11

I am working with an Oracle database and like to fetch a table with 30 million records.

library(RODBC)
ch <- odbcConnect("test", uid="test_user", 
                  pwd="test_pwd", 
                  believeNRows=FALSE, readOnly=TRUE)
db <- sqlFetch(ch, "test_table")

For 1 million records the process needs 1074.58 sec. Thus, it takes quite a while for all 30 million records. Is there any possiblity to speed up the process?

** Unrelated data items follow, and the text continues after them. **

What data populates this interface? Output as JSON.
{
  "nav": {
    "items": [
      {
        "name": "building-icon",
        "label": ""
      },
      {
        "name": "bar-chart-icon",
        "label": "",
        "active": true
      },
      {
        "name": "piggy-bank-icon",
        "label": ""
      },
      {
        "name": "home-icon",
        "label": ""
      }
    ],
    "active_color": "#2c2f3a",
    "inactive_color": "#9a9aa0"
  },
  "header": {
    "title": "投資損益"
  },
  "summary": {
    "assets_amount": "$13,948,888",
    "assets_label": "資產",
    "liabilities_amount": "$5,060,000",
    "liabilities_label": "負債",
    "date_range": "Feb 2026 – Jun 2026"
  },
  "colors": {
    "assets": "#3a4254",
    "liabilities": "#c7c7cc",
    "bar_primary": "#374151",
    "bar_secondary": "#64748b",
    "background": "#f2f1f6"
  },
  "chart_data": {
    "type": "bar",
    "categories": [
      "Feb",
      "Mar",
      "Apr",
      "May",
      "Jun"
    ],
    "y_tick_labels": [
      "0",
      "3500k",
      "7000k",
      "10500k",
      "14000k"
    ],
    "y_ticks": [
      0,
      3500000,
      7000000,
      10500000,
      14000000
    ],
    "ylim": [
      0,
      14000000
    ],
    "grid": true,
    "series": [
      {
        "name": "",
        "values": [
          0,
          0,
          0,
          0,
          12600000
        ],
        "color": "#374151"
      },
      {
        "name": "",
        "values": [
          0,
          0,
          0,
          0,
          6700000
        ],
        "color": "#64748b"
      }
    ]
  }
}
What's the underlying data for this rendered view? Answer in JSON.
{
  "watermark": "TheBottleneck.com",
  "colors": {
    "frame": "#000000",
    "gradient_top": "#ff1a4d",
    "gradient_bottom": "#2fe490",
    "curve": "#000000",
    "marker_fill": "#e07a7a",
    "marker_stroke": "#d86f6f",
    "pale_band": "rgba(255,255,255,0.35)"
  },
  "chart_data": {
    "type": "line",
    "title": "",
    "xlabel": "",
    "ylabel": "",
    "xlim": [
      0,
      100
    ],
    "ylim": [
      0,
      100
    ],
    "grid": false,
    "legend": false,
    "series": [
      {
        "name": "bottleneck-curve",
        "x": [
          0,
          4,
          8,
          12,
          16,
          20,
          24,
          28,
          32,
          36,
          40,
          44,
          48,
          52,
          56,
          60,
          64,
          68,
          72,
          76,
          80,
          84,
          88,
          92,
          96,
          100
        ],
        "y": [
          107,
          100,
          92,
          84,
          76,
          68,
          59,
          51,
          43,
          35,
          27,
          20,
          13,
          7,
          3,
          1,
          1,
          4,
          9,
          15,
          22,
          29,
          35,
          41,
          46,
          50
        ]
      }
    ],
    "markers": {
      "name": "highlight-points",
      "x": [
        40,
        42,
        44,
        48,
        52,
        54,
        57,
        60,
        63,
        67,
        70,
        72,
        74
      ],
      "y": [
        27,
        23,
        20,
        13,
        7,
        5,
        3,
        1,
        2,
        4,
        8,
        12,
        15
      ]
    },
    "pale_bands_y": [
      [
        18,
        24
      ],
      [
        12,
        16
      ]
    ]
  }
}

I would appreciate any help. Thanks.

Jilber Urbina
  • 58,147
  • 10
  • 114
  • 138
majom
  • 7,863
  • 7
  • 55
  • 88
  • 2
    RODBC against Oracle is crazy slow. Dump to a local csv at the database end, transfer over network file sharing and then load into R via sqldf::read.csv.sql. See: http://www.cerebralmastication.com/2009/11/loading-big-data-into-r/ – Hansi Nov 08 '12 at 14:24
  • Thanks for the link. Do you have any experience whether the "ROracle" package is better in terms of performance? To me, it really seems counterintuitive to create a dump. – majom Nov 08 '12 at 14:35
  • @majom At work, I have to write queries against an Oracle Data warehouse and pulling the data into R is painfully slow. I have never been able to get ROracle up and running. Instead of sqlFetch, I try to write targeted queries to get at the data I need. This minimizes the data transfer (a bit) and leverages the Oracle in-database speed. I don't work with data as large as yours, so my process fits my needs (for now). Not ideal, but works. – Btibert3 Nov 08 '12 at 15:14
  • Thanks, Btibert3. I just came across the following performance comparison between ROracle and RJDBC http://guyharrison.squarespace.com/blog/2011/5/20/rjdbc-20-performance-improvements.html. Probably, I have really to try ROracle, even though I am not sure if RODBC and RJDBC are 100% comparable in terms of performance. – majom Nov 08 '12 at 23:36

1 Answers1

0

You could try making a system call through the R terminal to a mySQL shell using the system() command. Process your data externally and only load what you need as output.

JClarke09
  • 141
  • 2
  • 9